TTC ridership and fare revenue fall short

The TTC is also carrying fewer riders than planned. February ridership was 6.8 per cent below budget and 3.8 per cent lower than the same period last year, the report says.

That slump is hitting the bottom line: fare revenue is below expectations, contributing to an $8 million year-to-date budget shortfall.

Lali’s report links weaker ridership to “extreme weather events in 2026, an economic slowdown and a decline in immigration and international students.” Whatever the mix of causes, the money crunch matters because service quality and funding feed into each other. Counc. Josh Matlow, a TTC board member, warned of a “vicious cycle” where fewer riders means less fare revenue, which can mean fewer resources to improve service.

Josh Matlow pushes TTC reliability plan

Matlow is bringing a motion to Thursday’s TTC board meeting calling for answers and a concrete plan to improve reliability, especially after repeated subway shutdowns earlier this month and last week’s Line 2 disruption.

One recent incident involved hydraulic fuel leaks on Line 2 that shut down Bloor-Danforth service for hours. Another leak at Old Mill station halted service between Kipling and Jane for several hours. Matlow’s motion argues delays tied to hydraulic leaks and signal issues are becoming a routine expectation for riders.

He wants TTC leadership to clearly identify what upgrades are needed, including “unfunded” infrastructure work that could reduce breakdowns. A separate report tied to the motion pegs the TTC’s “unfunded needs” at about $37 billion. The motion, seconded by TTC chair Jamaal Myers, also asks the CEO to report back during the 2027 budget process with a strategy to cut disruptions and prevent future failures. Lali has publicly apologized for recent incidents, saying the TTC did not meet its standard and that he takes “full accountability.”

Toronto streetcar speed fixes on table

While the subway headlines grab attention, the TTC is also looking at changes to speed up and stabilize the streetcar and LRT network, where delays can turn a short commute into a daily gamble.

The board will consider steps such as expanding transit signal priority (think quicker green lights and giving streetcars priority over left-turning vehicles), removing some stops to improve spacing, and replacing outdated operating rules. The TTC says signal priority has already sped up some streetcar routes by about 10 to 30 seconds per intersection.

Some existing rules under review include a 25 km/h speed limit through intersections and requirements to slow down to visually inspect older switches, which the TTC hopes to replace.

Rider advocate Andrew Pulsifer of TTCriders welcomed the push, calling Toronto’s streetcar network “outrageously slow,” but he also flagged that stop removals can get politically heated. The last big attempt, in 2014, ended with the TTC cutting 72 stops after backlash to a proposal that would have removed more than 80.
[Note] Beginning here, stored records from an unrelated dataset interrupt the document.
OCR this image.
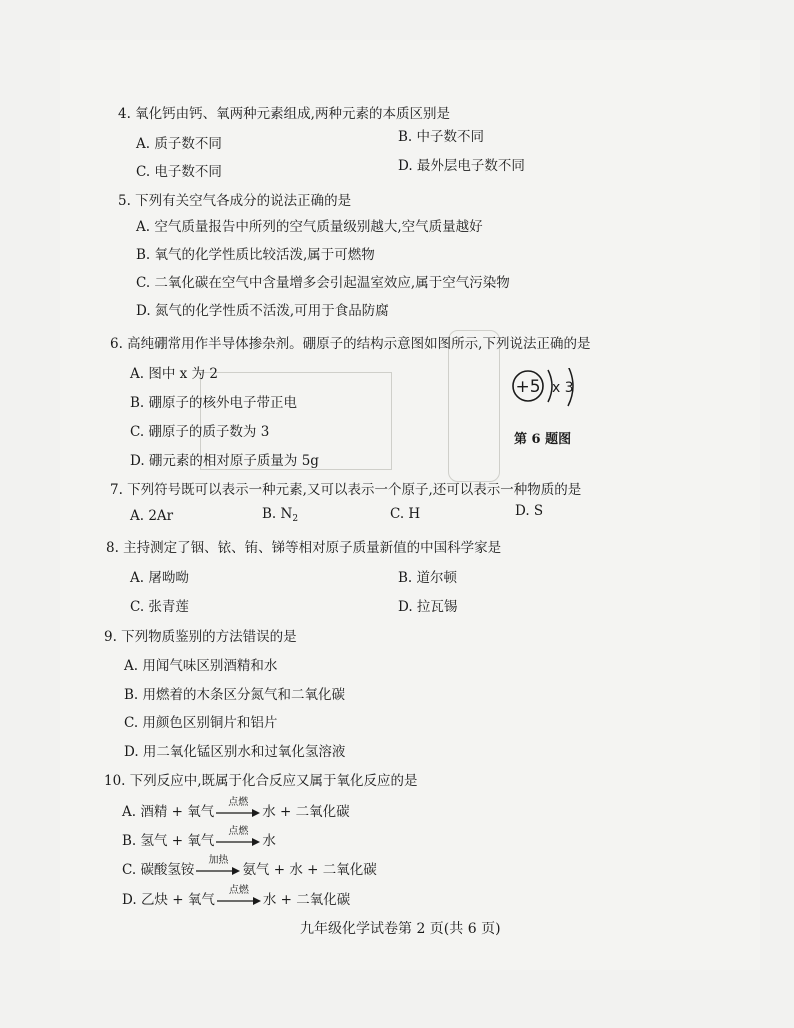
4. 氧化钙由钙、氧两种元素组成,两种元素的本质区别是
A. 质子数不同	B. 中子数不同
C. 电子数不同	D. 最外层电子数不同
5. 下列有关空气各成分的说法正确的是
A. 空气质量报告中所列的空气质量级别越大,空气质量越好
B. 氧气的化学性质比较活泼,属于可燃物
C. 二氧化碳在空气中含量增多会引起温室效应,属于空气污染物
D. 氮气的化学性质不活泼,可用于食品防腐
6. 高纯硼常用作半导体掺杂剂。硼原子的结构示意图如图所示,下列说法正确的是
A. 图中 x 为 2
B. 硼原子的核外电子带正电
C. 硼原子的质子数为 3
D. 硼元素的相对原子质量为 5g
+5 x 3
第 6 题图
7. 下列符号既可以表示一种元素,又可以表示一个原子,还可以表示一种物质的是
A. 2Ar	B. $N_2$	C. H	D. S
8. 主持测定了铟、铱、铕、锑等相对原子质量新值的中国科学家是
A. 屠呦呦	B. 道尔顿
C. 张青莲	D. 拉瓦锡
9. 下列物质鉴别的方法错误的是
A. 用闻气味区别酒精和水
B. 用燃着的木条区分氮气和二氧化碳
C. 用颜色区别铜片和铝片
D. 用二氧化锰区别水和过氧化氢溶液
10. 下列反应中,既属于化合反应又属于氧化反应的是
A. 酒精 + 氧气
点燃
水 + 二氧化碳
B. 氢气 + 氧气
点燃
水
C. 碳酸氢铵
加热
氨气 + 水 + 二氧化碳
D. 乙炔 + 氧气
点燃
水 + 二氧化碳
九年级化学试卷第 2 页(共 6 页)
A TTC staff report says Toronto still has very tightly spaced stops and some of the slowest streetcars globally, lagging behind some European systems by 15 to 50 per cent.

For riders like Marika Robillard, who leaves an hour early for a trip that should take about 20 minutes and sometimes ends up paying for an Uber, the question is simple: can the TTC make service predictable enough that people can plan their lives around it again. Thursday’s meeting should give the first clues on how aggressive the board is willing to be, and how much funding it thinks it can realistically line up to get there.